La main avait à peu près la consistance des liasses qui les entouraient. Marc ne pensait pas qu’une telle caricature puisse encore exister. Rouvères était un parfait spécimen d’épave coloniale, comme on en trouve dans les romans d’aventures du siècle dernier. Il aurait pu être un planteur ruiné, un trafiquant d’objets d’art, ou un ancien officier d’Indochine…

Il n’était pas si âgé pourtant, mais les années d’alcool avaient compté double, voire triple. Un vieillard de cinquante ans, au cuir gris, au crâne clairsemé, sur lequel quelques cheveux planaient en brume vague. Marc nota qu’il avait la braguette ouverte, et que les boutons de sa chemise étaient attachés de travers. Un beau modèle de Français d’exportation.

Marc se présenta puis attaqua, le plus largement possible :

— Qu’est-ce que vous pouvez me dire sur cette affaire ?

— Beaucoup de choses, dit Rouvères avec un sourire de vanité. Je suis sans doute le meilleur spécialiste du dossier à Phnom Penh. Malheureusement, je ne peux pas passer ma vie à renseigner les visiteurs.

— Donc ?

Rouvères accentua son expression satisfaite :

— Je répondrai à trois questions.
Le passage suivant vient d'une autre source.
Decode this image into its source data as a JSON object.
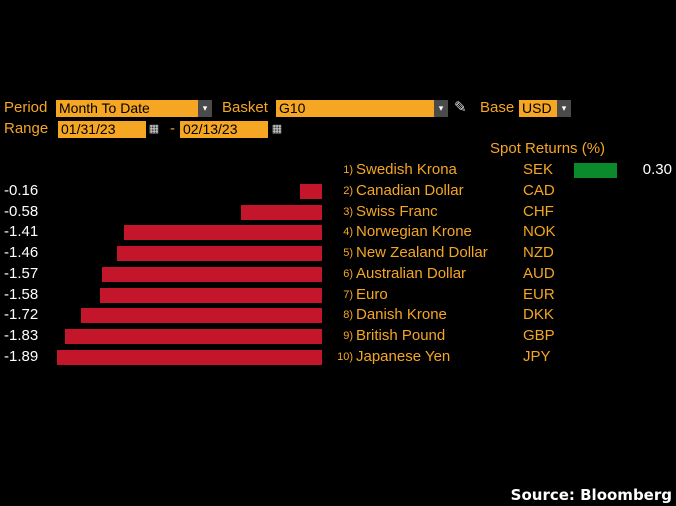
{
  "toolbar": {
    "period_label": "Period",
    "period_value": "Month To Date",
    "basket_label": "Basket",
    "basket_value": "G10",
    "base_label": "Base",
    "base_value": "USD",
    "range_label": "Range",
    "range_start": "01/31/23",
    "range_sep": "-",
    "range_end": "02/13/23",
    "dropdown_glyph": "▾",
    "calendar_glyph": "▦",
    "pencil_glyph": "✎"
  },
  "header": {
    "spot_returns_label": "Spot Returns (%)"
  },
  "colors": {
    "accent": "#f5a623",
    "negative_bar": "#c4162a",
    "positive_bar": "#0a8a2a",
    "background": "#000000"
  },
  "chart_data": {
    "type": "bar",
    "orientation": "horizontal",
    "ylabel": "Spot Returns (%)",
    "categories": [
      "Swedish Krona",
      "Canadian Dollar",
      "Swiss Franc",
      "Norwegian Krone",
      "New Zealand Dollar",
      "Australian Dollar",
      "Euro",
      "Danish Krone",
      "British Pound",
      "Japanese Yen"
    ],
    "codes": [
      "SEK",
      "CAD",
      "CHF",
      "NOK",
      "NZD",
      "AUD",
      "EUR",
      "DKK",
      "GBP",
      "JPY"
    ],
    "ranks": [
      "1)",
      "2)",
      "3)",
      "4)",
      "5)",
      "6)",
      "7)",
      "8)",
      "9)",
      "10)"
    ],
    "values": [
      0.3,
      -0.16,
      -0.58,
      -1.41,
      -1.46,
      -1.57,
      -1.58,
      -1.72,
      -1.83,
      -1.89
    ],
    "value_labels": [
      "0.30",
      "-0.16",
      "-0.58",
      "-1.41",
      "-1.46",
      "-1.57",
      "-1.58",
      "-1.72",
      "-1.83",
      "-1.89"
    ]
  },
  "footer": {
    "source": "Source: Bloomberg"
  }
}
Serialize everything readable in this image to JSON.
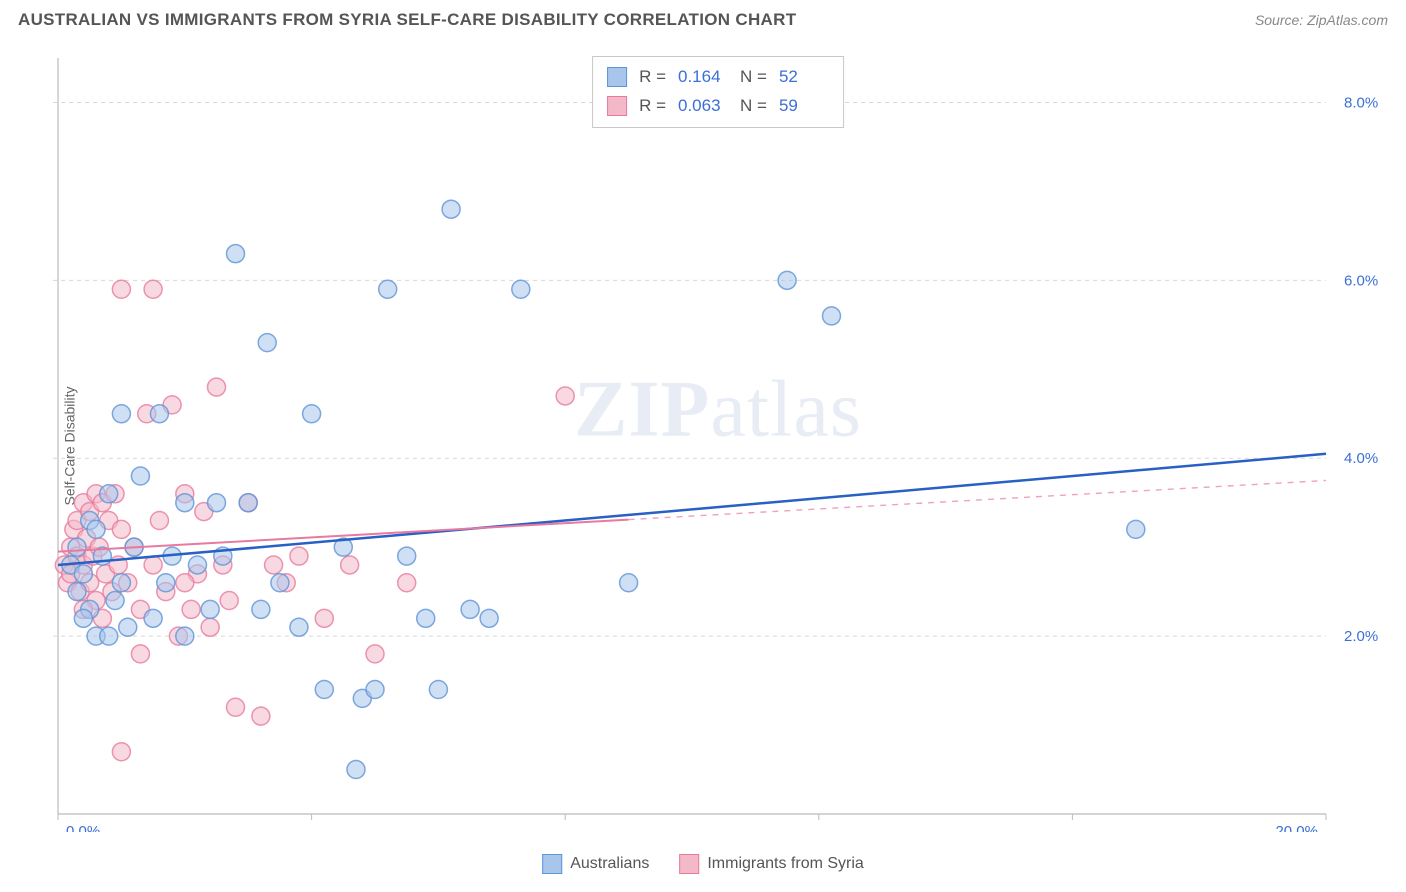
{
  "header": {
    "title": "AUSTRALIAN VS IMMIGRANTS FROM SYRIA SELF-CARE DISABILITY CORRELATION CHART",
    "source": "Source: ZipAtlas.com"
  },
  "ylabel": "Self-Care Disability",
  "watermark_zip": "ZIP",
  "watermark_atlas": "atlas",
  "chart": {
    "type": "scatter",
    "background_color": "#ffffff",
    "grid_color": "#d8d8d8",
    "xlim": [
      0,
      20
    ],
    "ylim": [
      0,
      8.5
    ],
    "xticks": [
      0,
      4,
      8,
      12,
      16,
      20
    ],
    "yticks": [
      2,
      4,
      6,
      8
    ],
    "xtick_labels": [
      "0.0%",
      "",
      "",
      "",
      "",
      "20.0%"
    ],
    "ytick_labels": [
      "2.0%",
      "4.0%",
      "6.0%",
      "8.0%"
    ],
    "xtick_label_color": "#3b6fd6",
    "ytick_label_color": "#3b6fd6",
    "tick_fontsize": 15,
    "marker_radius": 9,
    "marker_opacity": 0.55,
    "marker_stroke_width": 1.5,
    "series": [
      {
        "name": "Australians",
        "fill": "#a8c6ec",
        "stroke": "#5f93d6",
        "points": [
          [
            0.2,
            2.8
          ],
          [
            0.3,
            3.0
          ],
          [
            0.3,
            2.5
          ],
          [
            0.4,
            2.7
          ],
          [
            0.5,
            3.3
          ],
          [
            0.5,
            2.3
          ],
          [
            0.6,
            2.0
          ],
          [
            0.7,
            2.9
          ],
          [
            0.8,
            3.6
          ],
          [
            0.9,
            2.4
          ],
          [
            1.0,
            4.5
          ],
          [
            1.0,
            2.6
          ],
          [
            1.2,
            3.0
          ],
          [
            1.3,
            3.8
          ],
          [
            1.5,
            2.2
          ],
          [
            1.6,
            4.5
          ],
          [
            1.7,
            2.6
          ],
          [
            1.8,
            2.9
          ],
          [
            2.0,
            3.5
          ],
          [
            2.0,
            2.0
          ],
          [
            2.2,
            2.8
          ],
          [
            2.4,
            2.3
          ],
          [
            2.5,
            3.5
          ],
          [
            2.6,
            2.9
          ],
          [
            2.8,
            6.3
          ],
          [
            3.0,
            3.5
          ],
          [
            3.2,
            2.3
          ],
          [
            3.3,
            5.3
          ],
          [
            3.5,
            2.6
          ],
          [
            3.8,
            2.1
          ],
          [
            4.0,
            4.5
          ],
          [
            4.2,
            1.4
          ],
          [
            4.5,
            3.0
          ],
          [
            4.7,
            0.5
          ],
          [
            4.8,
            1.3
          ],
          [
            5.0,
            1.4
          ],
          [
            5.2,
            5.9
          ],
          [
            5.5,
            2.9
          ],
          [
            5.8,
            2.2
          ],
          [
            6.0,
            1.4
          ],
          [
            6.2,
            6.8
          ],
          [
            6.5,
            2.3
          ],
          [
            6.8,
            2.2
          ],
          [
            7.3,
            5.9
          ],
          [
            9.0,
            2.6
          ],
          [
            11.5,
            6.0
          ],
          [
            12.2,
            5.6
          ],
          [
            17.0,
            3.2
          ],
          [
            0.4,
            2.2
          ],
          [
            0.6,
            3.2
          ],
          [
            0.8,
            2.0
          ],
          [
            1.1,
            2.1
          ]
        ],
        "trend": {
          "x1": 0,
          "y1": 2.8,
          "x2": 20,
          "y2": 4.05,
          "color": "#2860c4",
          "width": 2.5,
          "solid_until_x": 20
        }
      },
      {
        "name": "Immigrants from Syria",
        "fill": "#f4b9c9",
        "stroke": "#e77a9e",
        "points": [
          [
            0.1,
            2.8
          ],
          [
            0.15,
            2.6
          ],
          [
            0.2,
            3.0
          ],
          [
            0.2,
            2.7
          ],
          [
            0.25,
            3.2
          ],
          [
            0.3,
            2.9
          ],
          [
            0.3,
            3.3
          ],
          [
            0.35,
            2.5
          ],
          [
            0.4,
            3.5
          ],
          [
            0.4,
            2.8
          ],
          [
            0.45,
            3.1
          ],
          [
            0.5,
            2.6
          ],
          [
            0.5,
            3.4
          ],
          [
            0.55,
            2.9
          ],
          [
            0.6,
            3.6
          ],
          [
            0.6,
            2.4
          ],
          [
            0.65,
            3.0
          ],
          [
            0.7,
            3.5
          ],
          [
            0.75,
            2.7
          ],
          [
            0.8,
            3.3
          ],
          [
            0.85,
            2.5
          ],
          [
            0.9,
            3.6
          ],
          [
            0.95,
            2.8
          ],
          [
            1.0,
            5.9
          ],
          [
            1.0,
            3.2
          ],
          [
            1.1,
            2.6
          ],
          [
            1.2,
            3.0
          ],
          [
            1.3,
            2.3
          ],
          [
            1.4,
            4.5
          ],
          [
            1.5,
            5.9
          ],
          [
            1.5,
            2.8
          ],
          [
            1.6,
            3.3
          ],
          [
            1.7,
            2.5
          ],
          [
            1.8,
            4.6
          ],
          [
            1.9,
            2.0
          ],
          [
            2.0,
            3.6
          ],
          [
            2.1,
            2.3
          ],
          [
            2.2,
            2.7
          ],
          [
            2.3,
            3.4
          ],
          [
            2.4,
            2.1
          ],
          [
            2.5,
            4.8
          ],
          [
            2.6,
            2.8
          ],
          [
            2.7,
            2.4
          ],
          [
            2.8,
            1.2
          ],
          [
            3.0,
            3.5
          ],
          [
            3.2,
            1.1
          ],
          [
            3.4,
            2.8
          ],
          [
            3.6,
            2.6
          ],
          [
            3.8,
            2.9
          ],
          [
            4.2,
            2.2
          ],
          [
            4.6,
            2.8
          ],
          [
            5.0,
            1.8
          ],
          [
            5.5,
            2.6
          ],
          [
            1.0,
            0.7
          ],
          [
            1.3,
            1.8
          ],
          [
            0.7,
            2.2
          ],
          [
            0.4,
            2.3
          ],
          [
            8.0,
            4.7
          ],
          [
            2.0,
            2.6
          ]
        ],
        "trend": {
          "x1": 0,
          "y1": 2.95,
          "x2": 20,
          "y2": 3.75,
          "color": "#e77a9e",
          "width": 2,
          "solid_until_x": 9
        }
      }
    ]
  },
  "legend_top": {
    "rows": [
      {
        "swatch_fill": "#a8c6ec",
        "swatch_stroke": "#5f93d6",
        "r_label": "R =",
        "r": "0.164",
        "n_label": "N =",
        "n": "52"
      },
      {
        "swatch_fill": "#f4b9c9",
        "swatch_stroke": "#e77a9e",
        "r_label": "R =",
        "r": "0.063",
        "n_label": "N =",
        "n": "59"
      }
    ]
  },
  "legend_bottom": {
    "items": [
      {
        "swatch_fill": "#a8c6ec",
        "swatch_stroke": "#5f93d6",
        "label": "Australians"
      },
      {
        "swatch_fill": "#f4b9c9",
        "swatch_stroke": "#e77a9e",
        "label": "Immigrants from Syria"
      }
    ]
  }
}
À vous de choisir. Comme dans les contes pour enfants. (Il dodelina de la tête, en détachant les syllabes.) Je serai le « bon génie » de la lampe.

Le bon génie avait de telles poches sous les yeux que Marc éprouva la soudaine envie de les percer avec une seringue, rien que pour voir quel élixir elles contenaient. Ce n’était pas difficile à deviner : whisky ou cognac…

Il se concentra pour trouver la bonne question, la plus efficace. Il demanda sur une impulsion :

— Je voudrais voir une photo.

— Une photo ?

— Un portrait de Linda Kreutz. Lorsqu’elle était vivante.